En arrière-plan, bienveillants et solides, les soignants qui accompagnent ces personnages en quête de soi plus que d'insertion, nous font prendre conscience de la complexité du maillage nécessaire au maintien d'une prise en charge psychiatrique de secteur. Tout comme la voix off de la réalisatrice, ils sont l'indispensable reflet de la dialectique qui s'opère entre leur pathologie et leur individualité, leurs symptômes et leur vécu de ces symptômes. Ces quelques scènes illustrent en effet la frontière poreuse entre logique et délire, individuation et marginalisation, abus de faiblesse et solidarité.

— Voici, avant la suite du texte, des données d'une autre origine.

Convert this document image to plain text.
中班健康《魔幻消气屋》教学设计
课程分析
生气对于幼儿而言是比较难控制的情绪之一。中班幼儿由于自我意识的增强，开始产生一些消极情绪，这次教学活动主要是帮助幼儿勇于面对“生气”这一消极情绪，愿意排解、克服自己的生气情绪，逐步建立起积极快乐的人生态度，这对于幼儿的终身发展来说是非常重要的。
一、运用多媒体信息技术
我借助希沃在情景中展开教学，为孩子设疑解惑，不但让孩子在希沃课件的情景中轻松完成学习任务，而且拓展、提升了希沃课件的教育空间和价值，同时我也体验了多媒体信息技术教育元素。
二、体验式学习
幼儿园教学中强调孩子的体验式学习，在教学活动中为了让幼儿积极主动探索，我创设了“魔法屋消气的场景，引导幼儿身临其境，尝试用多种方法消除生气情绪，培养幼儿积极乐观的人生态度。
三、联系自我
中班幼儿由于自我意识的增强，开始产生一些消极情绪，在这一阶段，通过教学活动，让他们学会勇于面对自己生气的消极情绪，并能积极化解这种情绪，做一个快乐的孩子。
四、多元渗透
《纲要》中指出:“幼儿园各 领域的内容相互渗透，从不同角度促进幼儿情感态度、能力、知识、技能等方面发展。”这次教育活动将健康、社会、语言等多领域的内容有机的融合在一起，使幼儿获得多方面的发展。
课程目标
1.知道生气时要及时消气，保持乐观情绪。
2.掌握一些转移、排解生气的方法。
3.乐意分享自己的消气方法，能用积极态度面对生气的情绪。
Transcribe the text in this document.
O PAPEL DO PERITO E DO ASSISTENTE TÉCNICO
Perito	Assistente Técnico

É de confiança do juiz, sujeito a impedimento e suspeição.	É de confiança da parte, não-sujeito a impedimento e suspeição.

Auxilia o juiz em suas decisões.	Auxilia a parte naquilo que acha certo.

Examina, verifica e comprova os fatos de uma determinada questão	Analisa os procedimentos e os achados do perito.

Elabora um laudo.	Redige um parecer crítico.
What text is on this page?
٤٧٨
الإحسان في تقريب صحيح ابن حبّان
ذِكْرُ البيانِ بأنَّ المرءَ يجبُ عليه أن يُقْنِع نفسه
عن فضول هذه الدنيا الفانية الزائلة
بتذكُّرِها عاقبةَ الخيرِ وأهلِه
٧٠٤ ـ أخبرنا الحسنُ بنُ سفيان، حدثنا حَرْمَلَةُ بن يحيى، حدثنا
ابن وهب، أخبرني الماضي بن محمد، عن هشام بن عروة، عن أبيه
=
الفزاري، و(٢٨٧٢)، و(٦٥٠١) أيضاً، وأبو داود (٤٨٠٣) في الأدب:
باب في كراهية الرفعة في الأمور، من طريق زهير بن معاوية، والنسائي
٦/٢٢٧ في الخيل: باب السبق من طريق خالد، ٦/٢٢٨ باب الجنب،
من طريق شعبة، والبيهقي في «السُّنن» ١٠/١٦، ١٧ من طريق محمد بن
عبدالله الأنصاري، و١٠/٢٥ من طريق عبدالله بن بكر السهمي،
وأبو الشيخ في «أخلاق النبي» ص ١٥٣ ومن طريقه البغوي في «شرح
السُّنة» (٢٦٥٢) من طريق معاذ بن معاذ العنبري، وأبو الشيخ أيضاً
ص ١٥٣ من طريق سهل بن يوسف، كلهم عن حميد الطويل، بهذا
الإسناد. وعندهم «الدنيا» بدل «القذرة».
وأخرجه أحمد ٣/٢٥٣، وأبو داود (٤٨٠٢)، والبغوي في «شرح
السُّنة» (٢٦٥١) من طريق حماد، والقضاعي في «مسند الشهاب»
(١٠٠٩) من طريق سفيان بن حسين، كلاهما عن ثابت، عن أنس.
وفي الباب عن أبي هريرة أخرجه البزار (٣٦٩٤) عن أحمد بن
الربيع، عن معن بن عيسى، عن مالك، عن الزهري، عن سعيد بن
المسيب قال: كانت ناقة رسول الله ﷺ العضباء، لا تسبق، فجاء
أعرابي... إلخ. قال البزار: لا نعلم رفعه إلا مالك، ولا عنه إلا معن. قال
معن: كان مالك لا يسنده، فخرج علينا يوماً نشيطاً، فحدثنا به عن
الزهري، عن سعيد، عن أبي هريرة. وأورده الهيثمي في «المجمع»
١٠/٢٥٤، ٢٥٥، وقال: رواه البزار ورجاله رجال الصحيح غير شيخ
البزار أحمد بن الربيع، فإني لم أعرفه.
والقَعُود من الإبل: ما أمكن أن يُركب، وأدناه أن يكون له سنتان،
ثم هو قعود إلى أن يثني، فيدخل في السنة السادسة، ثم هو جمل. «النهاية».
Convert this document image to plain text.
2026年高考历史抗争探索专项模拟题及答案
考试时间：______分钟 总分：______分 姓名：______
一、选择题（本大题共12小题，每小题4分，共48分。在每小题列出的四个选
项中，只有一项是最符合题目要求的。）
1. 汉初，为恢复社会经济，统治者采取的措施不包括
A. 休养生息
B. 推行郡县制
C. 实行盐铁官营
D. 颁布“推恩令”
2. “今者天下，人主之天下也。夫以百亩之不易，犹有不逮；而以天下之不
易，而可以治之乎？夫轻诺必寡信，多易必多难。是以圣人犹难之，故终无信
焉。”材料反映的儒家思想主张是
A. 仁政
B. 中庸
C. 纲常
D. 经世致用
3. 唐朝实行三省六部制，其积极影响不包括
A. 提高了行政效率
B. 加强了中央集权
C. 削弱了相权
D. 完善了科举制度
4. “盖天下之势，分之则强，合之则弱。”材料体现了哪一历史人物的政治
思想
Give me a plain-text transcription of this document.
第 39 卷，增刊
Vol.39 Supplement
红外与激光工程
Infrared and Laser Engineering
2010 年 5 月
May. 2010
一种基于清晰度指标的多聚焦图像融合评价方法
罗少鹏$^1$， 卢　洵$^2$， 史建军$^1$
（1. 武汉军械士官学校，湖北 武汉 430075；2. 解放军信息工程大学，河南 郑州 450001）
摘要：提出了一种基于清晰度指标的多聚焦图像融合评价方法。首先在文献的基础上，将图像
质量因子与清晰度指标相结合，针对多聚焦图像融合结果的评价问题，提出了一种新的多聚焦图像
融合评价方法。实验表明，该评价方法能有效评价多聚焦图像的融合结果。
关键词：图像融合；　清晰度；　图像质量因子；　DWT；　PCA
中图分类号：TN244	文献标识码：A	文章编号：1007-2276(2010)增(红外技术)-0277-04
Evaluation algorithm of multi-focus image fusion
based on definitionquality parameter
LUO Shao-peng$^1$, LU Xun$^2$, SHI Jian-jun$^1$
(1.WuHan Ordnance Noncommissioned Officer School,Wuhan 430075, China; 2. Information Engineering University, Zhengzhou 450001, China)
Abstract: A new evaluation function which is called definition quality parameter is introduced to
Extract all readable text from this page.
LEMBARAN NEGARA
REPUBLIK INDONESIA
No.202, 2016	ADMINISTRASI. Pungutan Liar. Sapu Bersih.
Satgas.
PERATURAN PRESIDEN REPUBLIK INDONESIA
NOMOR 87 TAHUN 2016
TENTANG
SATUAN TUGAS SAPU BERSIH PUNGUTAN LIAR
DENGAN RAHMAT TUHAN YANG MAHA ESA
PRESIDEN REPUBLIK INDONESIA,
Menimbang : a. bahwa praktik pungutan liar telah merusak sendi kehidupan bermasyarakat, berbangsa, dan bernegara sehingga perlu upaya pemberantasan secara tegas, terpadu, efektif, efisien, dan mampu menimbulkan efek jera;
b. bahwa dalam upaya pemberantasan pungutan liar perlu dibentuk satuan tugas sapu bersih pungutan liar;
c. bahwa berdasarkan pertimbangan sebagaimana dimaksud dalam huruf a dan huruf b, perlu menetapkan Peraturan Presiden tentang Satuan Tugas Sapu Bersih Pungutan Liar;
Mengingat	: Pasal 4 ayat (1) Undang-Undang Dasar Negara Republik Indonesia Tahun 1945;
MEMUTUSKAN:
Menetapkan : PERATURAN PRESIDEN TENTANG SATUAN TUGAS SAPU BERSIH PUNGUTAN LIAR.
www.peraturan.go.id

Et rappellent admirablement que l'enjeu de la réhabilitation psycho-sociale se situe bien plus autour de la qualité de vie que de la rémission symptomatique. C'est en cela que notre spécialité est si difficilement compréhensible, même par l'univers médical "classique". Et c'est au regard de tels parcours, et malgré l'effroyable crise qu'elle traverse, qu'elle continue d'être source de grandeur.